Atlantic City’s steady decline in casino revenue is leading to a growing chorus of lawmakers calling for a form of casino gambling in the Meadowlands or in other northern New Jersey sites. Southern New Jersey lawmakers want to protect Atlantic City, but many are starting to say the struggling resort can’t be helped one way or the other.

Northern New Jersey lawmakers have been calling for an expansion of casino gaming outside of Atlantic City for several years. But with the southern New Jersey gambling resort continuing to falter—even with the addition of online gambling—the calls are gaining some momentum again.

“Forget all this online slots, online lottery and all that. Let’s just put slot machines in at the Meadowlands and get it over with,” state Sen. Richard Codey, D-Essex, a major supporter of Atlantic City in the past, told the Bergen Record. “We need to stop trying to put Band-Aids on a gunshot wound to the head. Let’s accept the fact that Atlantic City’s problem is ‘location, location, location’ and move on from that.”

Lawmakers point to estimates that a casino at the Meadowlands Sports Complex casino, located so close to New York, would produce at least $350 million annually in taxes.

Meanwhile Atlantic City casinos posted January revenues that were down $9.5 million from January 2013, despite the advent of online gambling late last year that added about $10 million in revenues for the month.

Governor Chris Christie has given Atlantic City about five years to turn itself around. The state created a tourism district in the city, revised casino regulations and then approved online gambling.

However, three years into the plan, Atlantic City’s revenues are still falling and even Christie’s patience seems to be faltering.

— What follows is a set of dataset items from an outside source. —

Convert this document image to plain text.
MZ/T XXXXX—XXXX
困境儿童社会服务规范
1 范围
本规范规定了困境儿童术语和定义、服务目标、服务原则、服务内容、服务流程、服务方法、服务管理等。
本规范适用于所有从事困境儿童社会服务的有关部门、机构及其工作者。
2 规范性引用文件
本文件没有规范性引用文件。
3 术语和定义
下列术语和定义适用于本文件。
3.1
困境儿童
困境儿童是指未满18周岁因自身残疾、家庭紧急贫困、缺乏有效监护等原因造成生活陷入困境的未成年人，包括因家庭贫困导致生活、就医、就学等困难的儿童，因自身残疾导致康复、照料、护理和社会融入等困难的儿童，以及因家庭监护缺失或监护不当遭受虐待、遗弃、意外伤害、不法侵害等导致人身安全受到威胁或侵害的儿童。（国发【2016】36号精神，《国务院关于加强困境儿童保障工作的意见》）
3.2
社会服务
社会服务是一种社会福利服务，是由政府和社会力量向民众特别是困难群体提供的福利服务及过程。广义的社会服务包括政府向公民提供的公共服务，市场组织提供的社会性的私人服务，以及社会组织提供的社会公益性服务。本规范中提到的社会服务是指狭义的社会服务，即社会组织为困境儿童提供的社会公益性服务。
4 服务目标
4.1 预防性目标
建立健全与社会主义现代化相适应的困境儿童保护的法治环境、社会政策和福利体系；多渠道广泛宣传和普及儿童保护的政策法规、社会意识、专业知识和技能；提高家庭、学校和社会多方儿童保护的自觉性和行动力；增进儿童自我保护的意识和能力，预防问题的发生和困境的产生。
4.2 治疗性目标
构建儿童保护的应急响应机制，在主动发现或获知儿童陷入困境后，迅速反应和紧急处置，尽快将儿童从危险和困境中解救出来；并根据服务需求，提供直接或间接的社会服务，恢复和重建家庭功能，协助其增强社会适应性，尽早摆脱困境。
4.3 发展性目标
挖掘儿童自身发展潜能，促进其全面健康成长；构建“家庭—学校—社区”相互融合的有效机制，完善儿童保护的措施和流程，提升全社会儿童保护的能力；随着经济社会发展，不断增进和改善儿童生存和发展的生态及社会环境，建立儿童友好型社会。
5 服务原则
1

“It’s obviously a critical year, because we need to begin to see progress in Atlantic City or we’re going to start considering alternatives,” Christie said in December. “It’s a year when we have to show some significant results.”

A state Assembly gaming committee approved a resolution in December to create a commission to study the idea of expanding gambling to Bergen County, but the bill has yet to be approved.

Still, Assemblyman Ralph Caputo, D-Essex, recently blasted the Atlantic City casino industry at a hearing on the proposed bill in what is some of the sharpest rhetoric yet on the issue. 

“They had a monopoly for 30-something years, and you know what: They took real advantage of it, didn’t they?” Caputo said. “They didn’t care about the people in that town. They didn’t care about their employees. They didn’t care about the state of New Jersey, OK? They didn’t give a damn about anybody but themselves.

“We can’t bury our heads in the sand and say Atlantic City is going to be fine,” Caputo said. “Atlantic City is not going to be fine, as it formerly existed. It’s not going to come back to its original glory.”

Many analysts see the building of a casino in the Meadowlands as inevitable to help the state recapture much of the gambling market it has lost to neighboring states in recent years. Northern New Jersey is the most populous area of New Jersey and a Meadowlands casino would compete with casinos in New York and Pennsylvania.